Los hombres hablábamos que fulanito está vendiendo unas hectáreas de tierra, que bajó el precio de la leche, que el domingo hay que salir a votar temprano, que Santos la tiene dura con la ola verde, etc., etc., y las mujeres para hablar de sus asuntos, de moda, farándula, contarse las novelas del momento y chismosear (algunas), que Naiduth está diseñando espectacular, que el ‘baby shower’ quedó buenísimo, que en la Olímpica hay descuentos de frutas y verduras etc.
Lo cierto es que esa costumbre hoy está casi extinta, a mis paisanos les da miedo sentarse en la terraza de su propia casa, desde que la guerrilla comenzó a llevarse la gente de las puertas de sus hogares, así no fueran adinerados (muchos tuvieron que pedir prestado para pagar secuestros) los vallenatos comenzamos a recogernos, con el tiempo la gente tímidamente empezó nuevamente a salir a sentarse a sus terrazas para conversar, pero luego aparecieron los misteriosos motorizados que revolver en mano despojaban a los contertulios de sus pertenencias y entonces la gente se enclaustro en sus casas para no salir más a dialogar a la puerta de la calle.
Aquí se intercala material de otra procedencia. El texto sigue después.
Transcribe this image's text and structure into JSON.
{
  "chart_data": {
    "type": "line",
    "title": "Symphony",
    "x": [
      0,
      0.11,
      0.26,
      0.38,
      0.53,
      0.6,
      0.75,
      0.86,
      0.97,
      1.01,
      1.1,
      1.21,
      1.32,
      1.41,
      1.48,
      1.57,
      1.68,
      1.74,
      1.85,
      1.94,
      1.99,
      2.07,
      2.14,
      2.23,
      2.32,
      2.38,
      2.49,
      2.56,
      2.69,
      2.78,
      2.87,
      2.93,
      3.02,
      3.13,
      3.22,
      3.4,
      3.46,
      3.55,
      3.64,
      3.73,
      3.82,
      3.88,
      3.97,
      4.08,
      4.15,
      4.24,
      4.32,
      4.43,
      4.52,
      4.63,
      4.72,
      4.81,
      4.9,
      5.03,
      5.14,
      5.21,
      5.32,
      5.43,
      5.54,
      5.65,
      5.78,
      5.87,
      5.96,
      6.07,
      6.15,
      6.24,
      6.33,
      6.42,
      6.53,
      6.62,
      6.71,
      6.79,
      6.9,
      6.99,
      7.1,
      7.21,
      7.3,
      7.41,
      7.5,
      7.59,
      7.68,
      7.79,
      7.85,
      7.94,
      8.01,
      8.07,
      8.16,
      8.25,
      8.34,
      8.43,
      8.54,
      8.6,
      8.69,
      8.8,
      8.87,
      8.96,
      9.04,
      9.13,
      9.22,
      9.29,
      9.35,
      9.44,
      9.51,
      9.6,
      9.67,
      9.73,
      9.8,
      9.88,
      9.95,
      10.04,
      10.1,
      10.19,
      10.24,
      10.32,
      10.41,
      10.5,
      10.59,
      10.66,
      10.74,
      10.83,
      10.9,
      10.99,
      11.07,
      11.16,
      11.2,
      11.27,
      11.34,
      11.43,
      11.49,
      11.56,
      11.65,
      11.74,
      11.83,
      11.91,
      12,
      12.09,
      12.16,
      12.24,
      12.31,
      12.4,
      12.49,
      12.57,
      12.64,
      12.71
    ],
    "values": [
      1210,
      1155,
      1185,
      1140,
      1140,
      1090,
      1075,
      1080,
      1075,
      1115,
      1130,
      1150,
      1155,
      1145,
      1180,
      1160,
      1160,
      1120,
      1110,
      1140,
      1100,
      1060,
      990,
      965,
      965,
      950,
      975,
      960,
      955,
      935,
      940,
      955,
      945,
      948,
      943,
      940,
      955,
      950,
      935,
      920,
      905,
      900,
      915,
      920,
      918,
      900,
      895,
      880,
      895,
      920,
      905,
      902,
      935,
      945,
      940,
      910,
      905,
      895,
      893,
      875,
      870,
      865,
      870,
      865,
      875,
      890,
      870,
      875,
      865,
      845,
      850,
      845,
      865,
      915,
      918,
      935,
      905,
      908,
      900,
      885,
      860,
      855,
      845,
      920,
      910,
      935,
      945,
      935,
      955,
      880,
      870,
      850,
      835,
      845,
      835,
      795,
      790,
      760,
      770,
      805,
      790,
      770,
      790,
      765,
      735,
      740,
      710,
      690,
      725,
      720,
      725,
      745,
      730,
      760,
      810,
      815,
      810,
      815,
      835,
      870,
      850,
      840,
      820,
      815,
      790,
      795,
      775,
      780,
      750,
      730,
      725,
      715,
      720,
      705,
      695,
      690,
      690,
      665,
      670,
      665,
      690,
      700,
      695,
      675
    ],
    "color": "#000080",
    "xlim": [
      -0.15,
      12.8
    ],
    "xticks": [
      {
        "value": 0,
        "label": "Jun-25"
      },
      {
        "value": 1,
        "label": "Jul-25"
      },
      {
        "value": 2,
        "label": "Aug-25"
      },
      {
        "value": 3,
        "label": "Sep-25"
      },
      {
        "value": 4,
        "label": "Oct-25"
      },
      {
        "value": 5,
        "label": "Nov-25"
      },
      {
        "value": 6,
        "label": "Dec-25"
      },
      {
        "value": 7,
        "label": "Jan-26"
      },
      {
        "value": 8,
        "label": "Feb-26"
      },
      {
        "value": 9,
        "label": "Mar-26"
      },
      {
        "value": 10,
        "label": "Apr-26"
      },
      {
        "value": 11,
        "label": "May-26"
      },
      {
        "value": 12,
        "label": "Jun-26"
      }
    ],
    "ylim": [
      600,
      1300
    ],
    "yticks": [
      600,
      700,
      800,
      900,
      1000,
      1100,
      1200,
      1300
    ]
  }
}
Hoy sobreviven muy pocas tertulias, la de la plaza donde Romoca y las improvisadas bajo el palo e’ mango que no bajan una línea, una que hacen por las tardes en el parquecito de la Iglesia de la Natividad, y otras pocas a lo largo y ancho de nuestra ciudad, algunas otras como la de las mañanas en la casa de Don Cesar Gómez ya se acabaron.
Lo más preocupante es que con la llegada del ‘bendito’ blackberry, no solo se acabaron las tertulias, sino que nuestro idioma está en peligro de extinción, por la sencilla razón de que como podrán notar ya la gente ni habla, me refiero al sabroso ejercicio de usar nuestras cuerdas vocales, para pronunciar o emitir palabras con la única finalidad de comunicarnos y de establecer contacto con nuestros congéneres, ahora solo se comunican a través de estos ‘bichos’, lo grave del asunto es la ortografía con que escriben los mensajes, pues se ha vuelto casi obligatorio que para ahorrar tiempo se abrevien las palabras, lo cual le está causando un perjuicio enorme a nuestra bella lengua castellana. Tan sabroso que era tomarnos un descanso y conversar, dialogar o echar cháchara, como dicen los cachacos, dejemos a un lado el estrés, salgamos de la rutina, visitemos a nuestro viejos amigos e incluso pongámosle tema de conversación a la gente, saludemos cordialmente al vecino que por el afán ignoramos, para eso Dios nos hizo seres sociales, para eso nos legó el don de la palabra.